Music underscores a number of scenes, and particularly powerful are Gregorian and other melodious chants by Richard’s minions—suggesting an effort to confer weight and worthiness on this violent pretender to the throne who seeks the endorsement of the populace, using manipulative tactics and positioning familiar to anyone watching politics today.
In Act 3 Scene 7, for example,we hear the Duke of Buckingham (Yao Dogbe) report to Richard on efforts to talk him up at a public meeting, where he sought a call to the throne by popular demand:
Buckingham: I bid them that did love their country’s good cry “God save Richard, England’s royal king!”
Richard: And did they so?
Buckingham: No. So God help me, they spake not a word. But, like dumb statues or breathing stones, stared at each other . . . .

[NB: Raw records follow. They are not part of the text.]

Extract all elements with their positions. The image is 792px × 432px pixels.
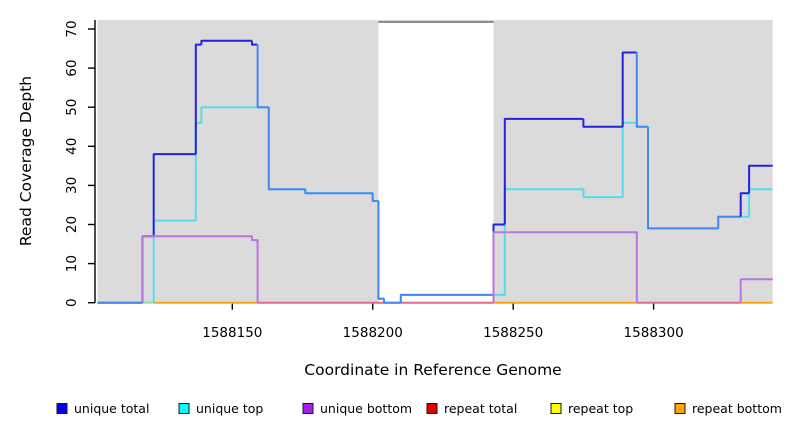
- x-tick-label: 1588300: [624, 325, 684, 341]
- series-line-unique-total: [267, 107, 306, 191]
- x-tick-label: 1588200: [343, 325, 403, 341]
- x-tick-label: 1588250: [483, 325, 543, 341]
- series-line-unique-total: [739, 192, 750, 217]
- series-line-unique-total: [194, 43, 202, 155]
- series-line-unique-total: [647, 126, 719, 230]
- x-tick-label: 1588150: [202, 325, 262, 341]
- y-axis-label: Read Coverage Depth: [17, 76, 35, 246]
- legend-label-unique-top: unique top: [196, 401, 263, 416]
- series-line-unique-total: [748, 164, 773, 194]
- legend-swatch-unique-total: [56, 403, 68, 414]
- y-tick-label: 20: [64, 216, 80, 233]
- legend: unique total unique top unique bottom repea…: [56, 401, 782, 416]
- legend-label-unique-bottom: unique bottom: [320, 401, 412, 416]
- repeat-gap-band: [378, 22, 494, 303]
- legend-swatch-unique-top: [178, 403, 190, 414]
- plot-area: 0 10 20 30 40 50 60 70 1588150 1588200 1588250 1588…: [64, 20, 773, 341]
- legend-label-repeat-top: repeat top: [568, 401, 633, 416]
- series-line-unique-total: [621, 51, 637, 127]
- series-line-unique-total: [371, 193, 379, 202]
- x-axis-label: Coordinate in Reference Genome: [304, 361, 561, 379]
- series-line-unique-total: [582, 118, 623, 128]
- legend-label-repeat-bottom: repeat bottom: [692, 401, 782, 416]
- y-tick-label: 0: [64, 298, 80, 307]
- series-line-unique-total: [304, 189, 373, 195]
- legend-label-unique-total: unique total: [74, 401, 149, 416]
- y-tick-label: 30: [64, 177, 80, 194]
- legend-label-repeat-total: repeat total: [444, 401, 517, 416]
- series-line-unique-total: [256, 44, 269, 109]
- y-tick-label: 10: [64, 255, 80, 272]
- y-tick-label: 70: [64, 20, 80, 37]
- series-line-unique-total: [152, 153, 196, 237]
- series-line-unique-total: [383, 298, 401, 304]
- series-line-unique-bottom: [141, 231, 773, 303]
- series-line-unique-total: [377, 201, 384, 300]
- series-line-unique-total: [200, 39, 252, 45]
- series-line-unique-total: [717, 215, 741, 229]
- legend-swatch-unique-bottom: [302, 403, 314, 414]
- series-line-unique-total: [635, 52, 648, 128]
- series-line-unique-total: [399, 293, 494, 303]
- series-line-unique-total: [503, 117, 584, 225]
- legend-swatch-repeat-top: [550, 403, 562, 414]
- y-tick-label: 60: [64, 60, 80, 77]
- legend-swatch-repeat-total: [426, 403, 438, 414]
- y-tick-label: 50: [64, 99, 80, 116]
- y-tick-label: 40: [64, 138, 80, 155]
- series-line-unique-total: [251, 40, 258, 46]
- legend-swatch-repeat-bottom: [674, 403, 686, 414]
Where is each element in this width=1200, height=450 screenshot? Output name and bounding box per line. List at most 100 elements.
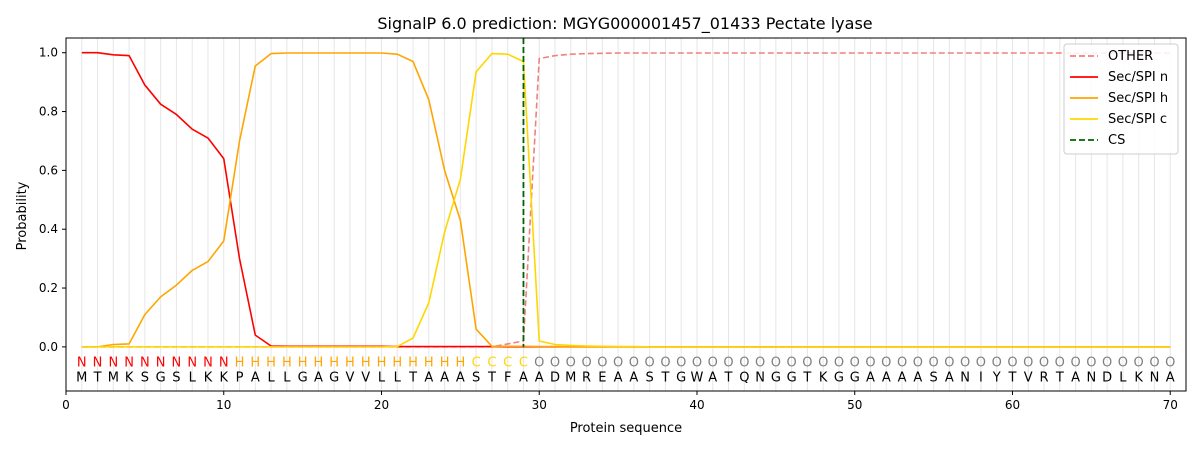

So Buckingham suggests a different tack, in which he will bring the officials to “discover” RIchard deeply in prayer, and charges Sir William Catesby (Anatasha Blakely) to act as a shill and beg Richard to take the throne, to which he will at first resist, then reluctantly accept.
Mayor: Do, good my lord. Your citizens entreat you.
Buckingham: Refuse not, mighty lord, this proffered love.
At last comes Sir William Catesby (Anatasha Blakely), entreating RIchard to accept the crown, but delivering the line in a broad Chicago accent, full of knowing irony and a wink: “O, make them joyful. Grant their lawful suit.” The moment is pricelessn as the scene plays out like something out of the storied tales of Chicago’s City Hall pols. And like Napoleon, Richard crowns himself,
Though this is Shakespeare’s second longest play, the performance speeds by, and I was surprised to find the hour when I got back to my car. Highly recommended, “Richard III” runs through March 3 at Chicago Shakespeare Theater on Navy Pier.